Lately I’ve had more time out because I’m still somewhat getting used to my “new normal,” from the fact that I lost a great part of the last 15 years of my life to depression and anxiety. Told what I thought was 100% was actually 80% most the time, dipping down to 60% for periods of up to 3-4 months and that literally I was going to have to “re-learn how to be happy.” That there was a reason why my relationships, energy, sleep, and everything else suffered, all down to a little pill that needed to be switched to another pill to react not just with my serotonin levels, but also my norepinephrine. And all those years I read self-help books, pored through Buddhist texts, crafted, meditated, exercised, took supplements, cried, prayed, screamed, hid, and most of all, learned.

And I wonder what I can take from all those years as I move forward with my life. The irony of helping myself get better with craft… And then be told later, that wait, there’s a better better than better. That I would be able to be the same self I was in 1993, but then look in the mirror and it would be 2011. As I work on research and speak and write about the voiceless people who use craft in less fortunate companies to speak out, I feel so fortunate, but also a mix of shiny and new and well worn. I may not know much about being at war, being hungry, being homeless, being so many things. But I do know about being sad, being unable to form the words (although luckily I have the great fortune to be able to speak them publicly), being frozen in terror on a hair trigger, being lost, being lonely, being unable to get out of bed, being able to feel the touch of a loved one (new or old).

We know how to fix things that are broken that we can see, we can see the leak stopped, hole repaired, cut bandaged, mess cleaned up. But what about the the broken things we cannot see? The ones that inhabit our insides, the ones we can’t bandage or see concretely mended? Well, for one, we talk about it. We continue to love and learn and laugh and grow and ask and hug and move forward. We hope that better things will come, whether that’s that someone will finally understand or hold us until we sleep at night or cry with us or hold our hand or something else entirely (or all those things together).

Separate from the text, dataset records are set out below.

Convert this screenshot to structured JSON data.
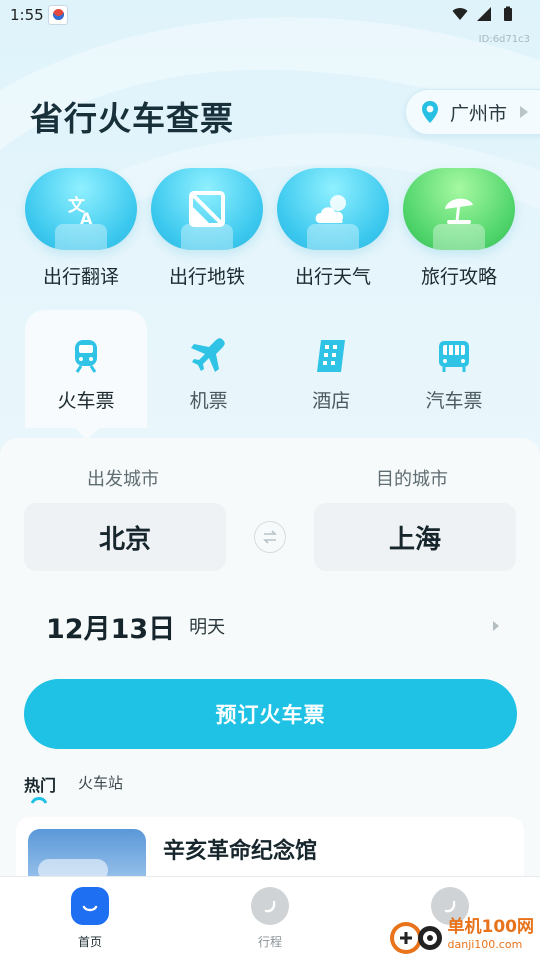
{
  "status_bar": {
    "time": "1:55",
    "id_label": "ID:6d71c3"
  },
  "header": {
    "title": "省行火车查票",
    "city": "广州市"
  },
  "services": [
    {
      "label": "出行翻译",
      "icon": "translate-icon"
    },
    {
      "label": "出行地铁",
      "icon": "metro-icon"
    },
    {
      "label": "出行天气",
      "icon": "weather-icon"
    },
    {
      "label": "旅行攻略",
      "icon": "travel-guide-icon"
    }
  ],
  "tabs": [
    {
      "label": "火车票",
      "icon": "train-icon",
      "active": true
    },
    {
      "label": "机票",
      "icon": "plane-icon",
      "active": false
    },
    {
      "label": "酒店",
      "icon": "hotel-icon",
      "active": false
    },
    {
      "label": "汽车票",
      "icon": "bus-icon",
      "active": false
    }
  ],
  "booking": {
    "from_label": "出发城市",
    "to_label": "目的城市",
    "from_city": "北京",
    "to_city": "上海",
    "date": "12月13日",
    "day_hint": "明天",
    "book_button": "预订火车票"
  },
  "sub_tabs": [
    {
      "label": "热门",
      "active": true
    },
    {
      "label": "火车站",
      "active": false
    }
  ],
  "attraction": {
    "title": "辛亥革命纪念馆"
  },
  "bottom_nav": [
    {
      "label": "首页",
      "active": true
    },
    {
      "label": "行程",
      "active": false
    },
    {
      "label": "",
      "active": false
    }
  ],
  "watermark": {
    "main": "单机100网",
    "sub": "danji100.com"
  },
  "colors": {
    "accent": "#1fc1e4",
    "nav_active": "#1f6ff2",
    "service_blue": "#3bc8ee",
    "service_green": "#4ed46a"
  }
}
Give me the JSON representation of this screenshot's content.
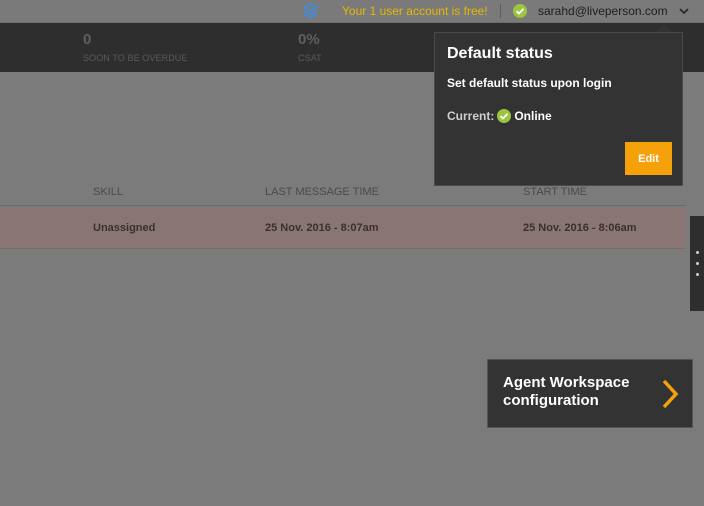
{
  "topbar": {
    "promo_text": "Your 1 user account is free!",
    "user_email": "sarahd@liveperson.com",
    "status_color": "#9bc53d",
    "icons": [
      "layers-icon",
      "status-check-icon",
      "chevron-down-icon"
    ]
  },
  "kpis": [
    {
      "value": "0",
      "label": "SOON TO BE OVERDUE"
    },
    {
      "value": "0%",
      "label": "CSAT"
    }
  ],
  "table": {
    "headers": [
      "SKILL",
      "LAST MESSAGE TIME",
      "START TIME"
    ],
    "rows": [
      {
        "skill": "Unassigned",
        "last_message_time": "25 Nov. 2016 - 8:07am",
        "start_time": "25 Nov. 2016 - 8:06am"
      }
    ]
  },
  "popover": {
    "title": "Default status",
    "subtitle": "Set default status upon login",
    "current_label": "Current:",
    "current_value": "Online",
    "edit_label": "Edit"
  },
  "workspace_card": {
    "label": "Agent Workspace configuration"
  },
  "colors": {
    "accent": "#f5a20a",
    "online": "#9bc53d",
    "promo": "#e6b800",
    "dark_panel": "#333333"
  }
}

We stand strong when the waves of sadness or terror or panic or fear wash through us, knowing that they are just that, they are waves. They will wash through us, they may knock us down, but they will not destroy us. We speak out instead of keep quiet, whether that’s going public or telling a loved one or telling your dog or making a craft. We do it for ourselves, both now and present, and we do it for all the others that aren’t able to do so yet… Because the more we do that, the stronger we become, both ourselves and our arsenal of coping, and the more we are able to help others.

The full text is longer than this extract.